To remain aware of the fast-evolving cyber threat landscape, open-source Cyber Threat Intelligence (OSCTI) has received growing attention from the community. Commonly, knowledge about threats is presented in a vast number of OSCTI reports. Despite the pressing need for high-quality OSCTI, existing OSCTI gathering and management platforms, however, have primarily focused on isolated, low-level Indicators of Compromise. On the other hand, higher-level concepts (e.g., adversary tactics, techniques, and procedures) and their relationships have been overlooked, which contain essential knowledge about threat behaviors that is critical to uncovering the complete threat scenario.

To bridge the gap, we propose ThreatKG, a system for automated OSCTI gathering and management. ThreatKG collects OSCTI reports from various sources, uses a combination of AI and NLP techniques to extract high-fidelity knowledge about threat behaviors, and constructs a security knowledge graph. ThreatKG also provides a UI that supports various types of interactivity to facilitate knowledge graph exploration.

ThreatKG: A Threat Knowledge Graph for Automated Open-Source Cyber Threat Intelligence Gathering and Management

Peng Gao, Xiaoyuan Liu, Edward Choi, Sibo Ma, Xinyu Yang, Zhengjie Ji, Zilin Zhang, Dawn Song

arXiv. 2022.

Despite the increased adoption of open-source cyber threat intelligence (OSCTI) for acquiring knowledge about cyber threats, little effort has been made to harvest knowledge from a large number of unstructured OSCTI reports available in the wild (e.g., security articles, threat reports). These reports provide comprehensive threat knowledge in a variety of entities (e.g., IOCs, threat actors, TTPs) and relations, which, however, are hard to gather due to diverse report formats, large report quantities, and complex structures and nuances in the natural language report text.

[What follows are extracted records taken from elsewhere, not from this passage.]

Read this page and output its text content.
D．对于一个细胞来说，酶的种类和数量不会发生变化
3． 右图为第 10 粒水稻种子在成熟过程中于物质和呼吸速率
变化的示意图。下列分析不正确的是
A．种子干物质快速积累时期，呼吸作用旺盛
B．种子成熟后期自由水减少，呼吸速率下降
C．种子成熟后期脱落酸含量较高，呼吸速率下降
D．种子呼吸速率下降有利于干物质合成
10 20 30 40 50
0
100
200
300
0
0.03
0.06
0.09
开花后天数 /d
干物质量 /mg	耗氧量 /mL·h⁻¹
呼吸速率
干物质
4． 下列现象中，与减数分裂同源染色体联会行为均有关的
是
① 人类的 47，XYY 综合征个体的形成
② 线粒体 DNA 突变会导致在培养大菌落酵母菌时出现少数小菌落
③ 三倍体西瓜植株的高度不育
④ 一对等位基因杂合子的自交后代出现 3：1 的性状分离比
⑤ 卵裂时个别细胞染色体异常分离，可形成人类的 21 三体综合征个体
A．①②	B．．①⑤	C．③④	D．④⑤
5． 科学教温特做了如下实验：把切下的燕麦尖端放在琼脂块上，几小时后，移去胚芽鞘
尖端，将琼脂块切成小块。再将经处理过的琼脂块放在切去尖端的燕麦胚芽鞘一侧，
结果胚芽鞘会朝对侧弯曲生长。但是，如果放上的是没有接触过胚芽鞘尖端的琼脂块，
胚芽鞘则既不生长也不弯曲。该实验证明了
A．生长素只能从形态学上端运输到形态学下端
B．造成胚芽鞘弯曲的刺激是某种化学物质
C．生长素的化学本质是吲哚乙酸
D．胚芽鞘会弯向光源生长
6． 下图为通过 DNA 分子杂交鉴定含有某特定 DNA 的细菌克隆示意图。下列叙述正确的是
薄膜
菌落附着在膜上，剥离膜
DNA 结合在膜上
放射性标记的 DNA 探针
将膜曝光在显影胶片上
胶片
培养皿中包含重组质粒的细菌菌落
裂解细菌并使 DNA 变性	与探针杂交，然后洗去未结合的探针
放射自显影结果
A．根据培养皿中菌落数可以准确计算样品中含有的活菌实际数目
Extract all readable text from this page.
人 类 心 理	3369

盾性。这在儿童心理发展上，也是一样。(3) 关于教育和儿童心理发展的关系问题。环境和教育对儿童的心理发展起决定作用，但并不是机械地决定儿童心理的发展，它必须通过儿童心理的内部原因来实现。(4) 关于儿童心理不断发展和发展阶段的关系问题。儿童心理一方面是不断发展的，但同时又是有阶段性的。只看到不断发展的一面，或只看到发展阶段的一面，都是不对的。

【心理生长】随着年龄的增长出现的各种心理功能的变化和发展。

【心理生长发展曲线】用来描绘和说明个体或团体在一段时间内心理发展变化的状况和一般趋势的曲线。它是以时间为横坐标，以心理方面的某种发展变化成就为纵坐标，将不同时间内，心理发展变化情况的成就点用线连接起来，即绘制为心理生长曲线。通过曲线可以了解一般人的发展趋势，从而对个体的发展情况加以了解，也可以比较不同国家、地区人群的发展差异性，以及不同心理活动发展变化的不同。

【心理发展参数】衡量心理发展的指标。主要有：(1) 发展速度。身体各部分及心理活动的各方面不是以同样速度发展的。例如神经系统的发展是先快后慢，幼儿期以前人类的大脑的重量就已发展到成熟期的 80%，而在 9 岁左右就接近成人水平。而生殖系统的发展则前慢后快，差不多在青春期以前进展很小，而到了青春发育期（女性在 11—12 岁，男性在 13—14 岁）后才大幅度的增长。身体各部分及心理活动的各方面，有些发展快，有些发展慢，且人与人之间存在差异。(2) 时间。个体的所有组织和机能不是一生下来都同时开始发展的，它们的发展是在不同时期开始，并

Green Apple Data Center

To bridge the gap, we propose ThreatKG, a system for automated open-source cyber threat knowledge gathering and management. ThreatKG automatically collects a large number of OSCTI reports from various sources, extracts high-fidelity threat knowledge, constructs a threat knowledge graph, and updates the knowledge graph by continuously ingesting new knowledge. To address multiple challenges, ThreatKG provides: (1) a hierarchical ontology for modeling a variety of threat knowledge entities and relations; (2) an accurate deep learning based pipeline for threat knowledge extraction; (3) a scalable and extensible system architecture for threat knowledge graph construction, persistence, updating, and exploration. Evaluations on a large number of reports demonstrate the effectiveness of ThreatKG in threat knowledge gathering and management.